A Folha errou e ainda tentou desastradamente salvar sua imagem na terça-feira, 8 de fevereiro, quando fez publicar uma reportagem em que vestibulandos da Unicamp aprovavam com entusiasmo sua iniciativa de rasgar o compromisso e publicar a lista. Sem contestações, sem o "outro lado". Mais parcial, difícil. O que o jornal conseguiu foi fazer uma apologia da "lei de Gerson", foi fazer seus leitores acreditarem que a máxima "faça o que eu digo mas não faça o que eu faço" vigora na Redação. A semana terminou sem que a Folha voltasse ao assunto ou publicasse uma das muitas cartas que devem ter chegado ao Painel do Leitor, com comentários que, a julgar pelo que li e ouvi na semana passada, não devem ser nada gentis.
Enfim, nesta história em que não existem heróis não existe, também, um só vilão. Mais do que discutir a ética do vizinho, que "chutou o balde" como bem disse a leitora, os jornais deveriam discutir sua ética própria e os acordos que andam assinando por aí. Guardar a lista de aprovados num vestibular por dois dias pode nem ter tantas consequências, além da angústia dos próprios vestibulandos e uma ou outra matrícula que não vai ser reembolsada por escolas particulares.

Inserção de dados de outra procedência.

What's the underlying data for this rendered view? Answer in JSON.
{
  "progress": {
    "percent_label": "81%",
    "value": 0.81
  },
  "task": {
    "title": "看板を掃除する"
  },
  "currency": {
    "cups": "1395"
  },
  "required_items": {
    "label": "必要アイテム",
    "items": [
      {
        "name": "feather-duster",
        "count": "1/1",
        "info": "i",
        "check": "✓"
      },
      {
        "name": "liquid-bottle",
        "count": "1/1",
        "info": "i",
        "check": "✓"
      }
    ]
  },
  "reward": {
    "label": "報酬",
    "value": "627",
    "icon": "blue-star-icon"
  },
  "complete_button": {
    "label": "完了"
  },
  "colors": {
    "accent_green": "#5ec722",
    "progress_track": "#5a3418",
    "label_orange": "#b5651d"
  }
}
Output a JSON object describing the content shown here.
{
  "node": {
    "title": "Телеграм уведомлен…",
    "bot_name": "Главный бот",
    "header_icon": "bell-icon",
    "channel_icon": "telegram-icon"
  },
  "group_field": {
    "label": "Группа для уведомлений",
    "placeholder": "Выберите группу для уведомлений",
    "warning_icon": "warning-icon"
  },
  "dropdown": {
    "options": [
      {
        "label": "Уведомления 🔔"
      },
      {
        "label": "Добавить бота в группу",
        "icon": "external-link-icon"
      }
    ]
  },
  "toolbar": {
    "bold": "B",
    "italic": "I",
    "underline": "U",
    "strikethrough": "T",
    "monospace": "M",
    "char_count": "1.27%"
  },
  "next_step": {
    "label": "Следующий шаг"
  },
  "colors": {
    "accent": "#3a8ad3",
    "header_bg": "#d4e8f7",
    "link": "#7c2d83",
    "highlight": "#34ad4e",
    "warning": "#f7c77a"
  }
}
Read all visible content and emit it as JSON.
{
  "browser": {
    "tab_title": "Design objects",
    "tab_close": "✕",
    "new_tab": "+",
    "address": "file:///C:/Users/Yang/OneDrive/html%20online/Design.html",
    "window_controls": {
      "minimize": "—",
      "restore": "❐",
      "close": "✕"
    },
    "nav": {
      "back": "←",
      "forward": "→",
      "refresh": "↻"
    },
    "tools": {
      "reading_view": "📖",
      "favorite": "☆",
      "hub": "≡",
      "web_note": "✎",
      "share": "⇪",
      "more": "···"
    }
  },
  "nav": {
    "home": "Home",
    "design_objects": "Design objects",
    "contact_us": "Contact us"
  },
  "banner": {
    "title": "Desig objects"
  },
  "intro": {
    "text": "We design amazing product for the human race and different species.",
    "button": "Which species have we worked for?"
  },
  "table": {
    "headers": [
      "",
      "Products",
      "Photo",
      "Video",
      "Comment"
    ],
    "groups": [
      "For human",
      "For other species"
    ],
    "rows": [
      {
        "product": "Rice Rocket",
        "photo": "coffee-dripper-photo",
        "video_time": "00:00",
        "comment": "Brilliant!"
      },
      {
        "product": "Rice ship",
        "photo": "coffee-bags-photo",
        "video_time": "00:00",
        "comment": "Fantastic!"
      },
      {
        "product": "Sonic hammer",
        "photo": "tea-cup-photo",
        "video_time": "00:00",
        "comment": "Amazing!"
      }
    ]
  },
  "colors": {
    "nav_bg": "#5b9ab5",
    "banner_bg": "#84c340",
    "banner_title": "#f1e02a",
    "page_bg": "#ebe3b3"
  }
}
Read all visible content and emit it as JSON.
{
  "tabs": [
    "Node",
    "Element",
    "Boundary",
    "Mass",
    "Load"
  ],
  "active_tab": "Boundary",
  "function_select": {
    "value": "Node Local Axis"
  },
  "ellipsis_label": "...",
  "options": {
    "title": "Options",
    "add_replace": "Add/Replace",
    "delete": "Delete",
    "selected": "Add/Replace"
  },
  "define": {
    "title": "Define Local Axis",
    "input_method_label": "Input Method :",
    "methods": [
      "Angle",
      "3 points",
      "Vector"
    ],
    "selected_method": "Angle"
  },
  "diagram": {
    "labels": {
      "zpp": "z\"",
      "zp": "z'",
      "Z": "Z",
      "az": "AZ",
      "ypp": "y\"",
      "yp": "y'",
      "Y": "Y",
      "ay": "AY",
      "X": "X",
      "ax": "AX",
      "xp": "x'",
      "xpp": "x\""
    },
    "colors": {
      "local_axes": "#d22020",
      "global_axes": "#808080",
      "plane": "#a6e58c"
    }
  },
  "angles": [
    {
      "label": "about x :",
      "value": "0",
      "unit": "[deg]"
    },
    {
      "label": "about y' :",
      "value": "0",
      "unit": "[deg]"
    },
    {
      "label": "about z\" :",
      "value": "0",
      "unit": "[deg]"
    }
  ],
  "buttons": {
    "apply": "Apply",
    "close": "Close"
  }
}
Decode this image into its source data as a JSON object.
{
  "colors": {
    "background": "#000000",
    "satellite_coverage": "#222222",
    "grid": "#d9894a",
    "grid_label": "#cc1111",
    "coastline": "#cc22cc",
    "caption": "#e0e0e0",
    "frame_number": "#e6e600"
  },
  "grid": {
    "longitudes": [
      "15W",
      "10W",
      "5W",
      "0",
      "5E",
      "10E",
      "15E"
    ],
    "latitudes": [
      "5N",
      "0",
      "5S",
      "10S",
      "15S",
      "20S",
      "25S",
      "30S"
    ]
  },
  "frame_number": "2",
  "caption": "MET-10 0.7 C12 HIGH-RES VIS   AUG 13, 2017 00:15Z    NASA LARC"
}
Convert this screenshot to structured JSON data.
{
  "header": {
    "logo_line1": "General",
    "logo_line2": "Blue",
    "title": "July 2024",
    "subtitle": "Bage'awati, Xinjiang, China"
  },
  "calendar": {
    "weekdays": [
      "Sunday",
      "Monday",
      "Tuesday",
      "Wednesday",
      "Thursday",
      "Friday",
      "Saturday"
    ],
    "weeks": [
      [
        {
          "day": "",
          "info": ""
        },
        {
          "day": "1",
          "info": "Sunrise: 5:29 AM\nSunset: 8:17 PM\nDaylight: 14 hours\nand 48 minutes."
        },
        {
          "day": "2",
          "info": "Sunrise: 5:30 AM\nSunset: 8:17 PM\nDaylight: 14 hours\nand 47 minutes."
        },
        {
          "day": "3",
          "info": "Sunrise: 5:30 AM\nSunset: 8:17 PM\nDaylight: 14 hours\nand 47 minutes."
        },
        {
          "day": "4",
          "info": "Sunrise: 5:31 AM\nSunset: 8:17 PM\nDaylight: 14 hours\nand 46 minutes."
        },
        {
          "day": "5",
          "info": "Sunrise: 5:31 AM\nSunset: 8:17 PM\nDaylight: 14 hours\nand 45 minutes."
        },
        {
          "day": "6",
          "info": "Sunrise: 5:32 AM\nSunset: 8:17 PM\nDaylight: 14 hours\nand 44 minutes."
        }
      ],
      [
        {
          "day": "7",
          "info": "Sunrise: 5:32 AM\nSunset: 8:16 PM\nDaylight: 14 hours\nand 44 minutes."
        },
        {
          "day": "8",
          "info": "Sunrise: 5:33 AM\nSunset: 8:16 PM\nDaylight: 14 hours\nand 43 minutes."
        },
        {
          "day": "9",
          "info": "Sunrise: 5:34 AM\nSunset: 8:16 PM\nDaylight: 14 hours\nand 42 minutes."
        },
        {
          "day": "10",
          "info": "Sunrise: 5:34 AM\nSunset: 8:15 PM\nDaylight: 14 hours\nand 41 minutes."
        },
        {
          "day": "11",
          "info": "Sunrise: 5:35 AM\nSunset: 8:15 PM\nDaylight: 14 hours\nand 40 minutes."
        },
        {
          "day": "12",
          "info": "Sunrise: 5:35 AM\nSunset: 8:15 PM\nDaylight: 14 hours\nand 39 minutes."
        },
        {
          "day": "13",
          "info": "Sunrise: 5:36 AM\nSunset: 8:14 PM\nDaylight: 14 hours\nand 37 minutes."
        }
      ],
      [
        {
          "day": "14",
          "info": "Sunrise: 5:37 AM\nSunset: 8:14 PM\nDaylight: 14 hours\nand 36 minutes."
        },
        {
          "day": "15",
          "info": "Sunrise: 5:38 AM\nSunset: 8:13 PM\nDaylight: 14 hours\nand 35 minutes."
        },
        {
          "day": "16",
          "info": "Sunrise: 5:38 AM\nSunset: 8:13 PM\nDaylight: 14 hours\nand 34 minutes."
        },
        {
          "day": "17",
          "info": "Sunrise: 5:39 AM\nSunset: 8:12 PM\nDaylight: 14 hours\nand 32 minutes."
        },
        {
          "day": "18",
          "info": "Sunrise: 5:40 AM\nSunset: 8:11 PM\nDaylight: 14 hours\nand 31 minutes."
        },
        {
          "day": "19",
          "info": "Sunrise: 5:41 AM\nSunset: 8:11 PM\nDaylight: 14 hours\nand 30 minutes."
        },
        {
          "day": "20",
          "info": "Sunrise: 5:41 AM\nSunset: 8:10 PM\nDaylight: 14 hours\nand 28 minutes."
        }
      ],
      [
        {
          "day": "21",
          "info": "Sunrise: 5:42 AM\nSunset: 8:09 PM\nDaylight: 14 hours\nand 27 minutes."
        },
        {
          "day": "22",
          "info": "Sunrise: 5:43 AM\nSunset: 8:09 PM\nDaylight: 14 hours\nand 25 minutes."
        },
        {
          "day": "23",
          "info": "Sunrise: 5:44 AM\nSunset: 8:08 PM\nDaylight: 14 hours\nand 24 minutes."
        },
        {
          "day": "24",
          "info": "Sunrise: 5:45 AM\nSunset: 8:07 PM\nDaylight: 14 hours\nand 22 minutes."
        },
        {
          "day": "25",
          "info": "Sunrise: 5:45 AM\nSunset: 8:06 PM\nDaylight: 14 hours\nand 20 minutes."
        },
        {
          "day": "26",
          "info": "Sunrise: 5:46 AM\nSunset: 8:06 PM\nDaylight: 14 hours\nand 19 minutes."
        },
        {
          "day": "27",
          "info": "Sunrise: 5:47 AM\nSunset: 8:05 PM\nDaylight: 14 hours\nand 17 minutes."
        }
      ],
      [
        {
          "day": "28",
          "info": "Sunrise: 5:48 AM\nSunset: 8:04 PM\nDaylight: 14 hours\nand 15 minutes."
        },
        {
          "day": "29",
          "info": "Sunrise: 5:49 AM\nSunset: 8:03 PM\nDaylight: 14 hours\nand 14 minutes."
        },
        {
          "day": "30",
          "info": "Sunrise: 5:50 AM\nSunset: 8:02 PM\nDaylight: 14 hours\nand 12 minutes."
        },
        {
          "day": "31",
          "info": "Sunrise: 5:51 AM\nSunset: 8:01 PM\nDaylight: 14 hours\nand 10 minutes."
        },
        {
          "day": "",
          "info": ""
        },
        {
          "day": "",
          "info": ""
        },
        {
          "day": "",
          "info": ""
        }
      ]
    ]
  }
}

Mas o episódio é emblemático, e merece reflexão. O leitor está coberto de razão quando reclama da falta de ética da Folha ao romper um compromisso formal, escrito, preto no branco. Mas o que dizer de uma universidade que prolonga inexplicadamente a agonia de 18.676 vestibulandos e de cinco jornais que aceitam jogar esse jogo nas costas de seus leitores?